Dodge Challenger SRT Demon 170
Guide & Passion
Le briefing avant le départ.
Il y a des voitures qu'on achète. Et il y a des voitures qu'on choisit de vivre. La Dodge Challenger SRT Demon 170 appartient à la deuxième catégorie — celle des machines qui ne cherchent pas votre approbation, qui n'essaient pas de vous séduire avec des courbes raffinées ou un intérieur en cuir pleine fleur. Non. La Demon 170, elle arrive, elle pose ses 315 mm de gomme sur le bitume, et elle vous regarde droit dans les yeux.
C'est la dernière Challenger produite à environ 3 300 exemplaires. La dernière d'une lignée qui a fait trembler les quartiers depuis 1970. Et Dodge a décidé de tirer sa révérence de ses V8 compressés de la façon la plus américaine qui soit : à fond, en faisant le plus de bruit possible, et avec un record du monde en poche. Un collector, un symbole, une fin de chapitre historique.
Attachez votre harnais. On vous emmène au tour de chauffe.
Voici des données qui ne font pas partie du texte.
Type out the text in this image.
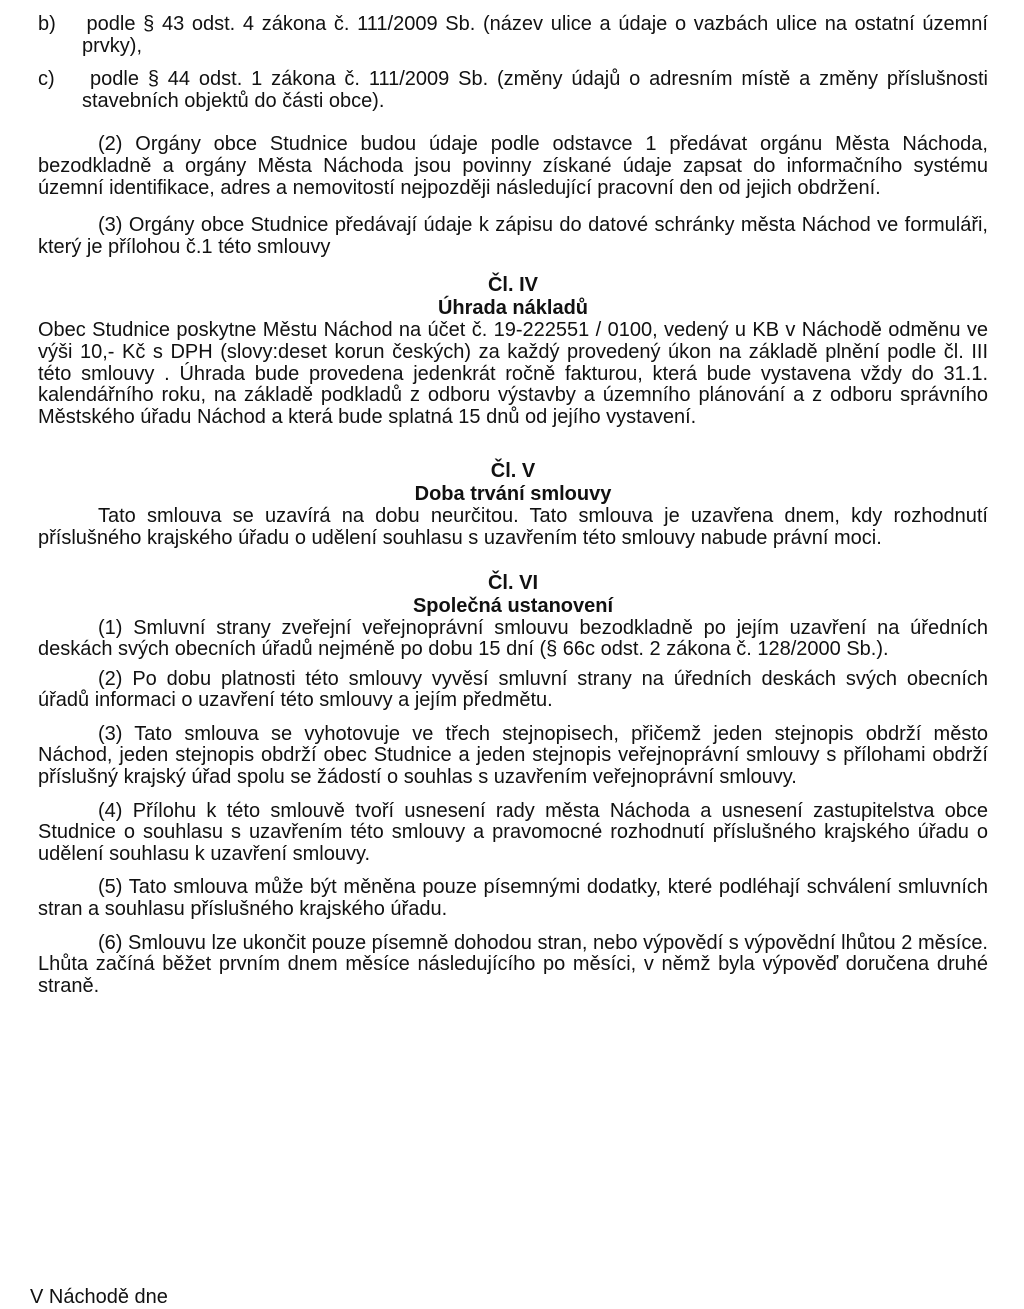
b)    podle § 43 odst. 4 zákona č. 111/2009 Sb. (název ulice a údaje o vazbách ulice na ostatní územní prvky),

c)    podle § 44 odst. 1 zákona č. 111/2009 Sb. (změny údajů o adresním místě a změny příslušnosti stavebních objektů do části obce).

(2) Orgány obce Studnice budou údaje podle odstavce 1 předávat orgánu Města Náchoda, bezodkladně a orgány Města Náchoda jsou povinny získané údaje zapsat do informačního systému územní identifikace, adres a nemovitostí nejpozději následující pracovní den od jejich obdržení.

(3) Orgány obce Studnice předávají údaje k zápisu do datové schránky města Náchod ve formuláři, který je přílohou č.1 této smlouvy

Čl. IV

Úhrada nákladů

Obec Studnice poskytne Městu Náchod na účet č. 19-222551 / 0100, vedený u KB v Náchodě odměnu ve výši 10,- Kč s DPH (slovy:deset korun českých) za každý provedený úkon na základě plnění podle čl. III této smlouvy . Úhrada bude provedena jedenkrát ročně fakturou, která bude vystavena vždy do 31.1. kalendářního roku, na základě podkladů z odboru výstavby a územního plánování a z odboru správního Městského úřadu Náchod a která bude splatná 15 dnů od jejího vystavení.

Čl. V

Doba trvání smlouvy

Tato smlouva se uzavírá na dobu neurčitou. Tato smlouva je uzavřena dnem, kdy rozhodnutí příslušného krajského úřadu o udělení souhlasu s uzavřením této smlouvy nabude právní moci.

Čl. VI

Společná ustanovení

(1) Smluvní strany zveřejní veřejnoprávní smlouvu bezodkladně po jejím uzavření na úředních deskách svých obecních úřadů nejméně po dobu 15 dní (§ 66c odst. 2 zákona č. 128/2000 Sb.).

(2) Po dobu platnosti této smlouvy vyvěsí smluvní strany na úředních deskách svých obecních úřadů informaci o uzavření této smlouvy a jejím předmětu.

(3) Tato smlouva se vyhotovuje ve třech stejnopisech, přičemž jeden stejnopis obdrží město Náchod, jeden stejnopis obdrží obec Studnice a jeden stejnopis veřejnoprávní smlouvy s přílohami obdrží příslušný krajský úřad spolu se žádostí o souhlas s uzavřením veřejnoprávní smlouvy.

(4) Přílohu k této smlouvě tvoří usnesení rady města Náchoda a usnesení zastupitelstva obce Studnice o souhlasu s uzavřením této smlouvy a pravomocné rozhodnutí příslušného krajského úřadu o udělení souhlasu k uzavření smlouvy.

(5) Tato smlouva může být měněna pouze písemnými dodatky, které podléhají schválení smluvních stran a souhlasu příslušného krajského úřadu.

(6) Smlouvu lze ukončit pouze písemně dohodou stran, nebo výpovědí s výpovědní lhůtou 2 měsíce. Lhůta začíná běžet prvním dnem měsíce následujícího po měsíci, v němž byla výpověď doručena druhé straně.

V Náchodě dne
La fiche technique — ou comment Dodge a réécrit les règles
Avant d'entrer dans le vif du sujet, quelques chiffres. Parce que sur la Demon 170, les chiffres ne sont pas des arguments marketing — ce sont des déclarations d'intention.
Moteur : V8 Hemi 6.2L suralimenté
Puissance : 1 025 ch sur carburant E85 — 900 ch sur essence classique
Couple : 1 316 Nm
0 à 100 km/h : 1,66 seconde
0 à 400m (quart de mile) : 8,91 secondes à 241 km/h
Transmission : Automatique 8 rapports TorqueFlite
Propulsion : Arrière — comme il se doit
Ce 0 à 100 en 1,66 seconde, c'est le meilleur jamais enregistré pour une voiture de série homologuée. Pas un prototype. Pas une hypercar à 3 millions d'euros. Une voiture avec des sièges arrière, une sono, et des poignées de porte.

La ligne de départ — ce qu'on ressent au premier regard
La Demon 170 ne cherche pas à être belle (quoi que…). Elle cherche à être impressionnante. Et elle y parvient sans effort.
La calandre grande ouverte — trois entrées d'air façon circuit — annonce la couleur dès le premier regard. Les élargisseurs d'ailes, les sorties d'échappement quadruples, les jantes forgées 18 pouces en finition satin carbon... tout est là pour rappeler qu'on n'est pas sur un parking de centre commercial mais sur la ligne de départ d'un quart de mile.
À l'intérieur, Dodge a gardé l'essentiel : des sièges baquets en cuir avec marquage Demon, un volant à méplat, des palettes de changement de vitesse et un écran Uconnect 5 de 12 pouces pour la navigation. Pas de fioritures inutiles. Juste ce qu'il faut pour piloter.

Le tour de chauffe — la prise en main
Derrière le volant, on comprend très vite que la Demon 170 demande du respect. Pas de la peur — du respect. Comme un avion de chasse : tout est possible, à condition de savoir ce qu'on fait.
Le démarrage est un événement en soi. Le V8 s'éveille avec une note grave, presque insolente, qui fait vibrer les rétroviseurs et retourner les têtes à 200 mètres à la ronde. En mode Street, la voiture est docile — étonnamment docile pour une machine de cet acabit. Les 1 025 chevaux sont là, mais ils attendent sagement leur tour.
Activez le mode Drag, en revanche, et tout change. La suspension s'abaisse à l'avant, le différentiel se verrouille, le launch control s'engage. Vous posez le pied gauche sur le frein, vous écrasez l'accélérateur, vous relâchez. Et là — là — vous comprenez pourquoi les journalistes américains sont tous rentrés sans voix après leurs premiers essais.
Le monde se plie. La ligne d'horizon arrive vers vous à une vitesse qui court-circuite le cerveau. Ce n'est plus de l'accélération — c'est une catapulte.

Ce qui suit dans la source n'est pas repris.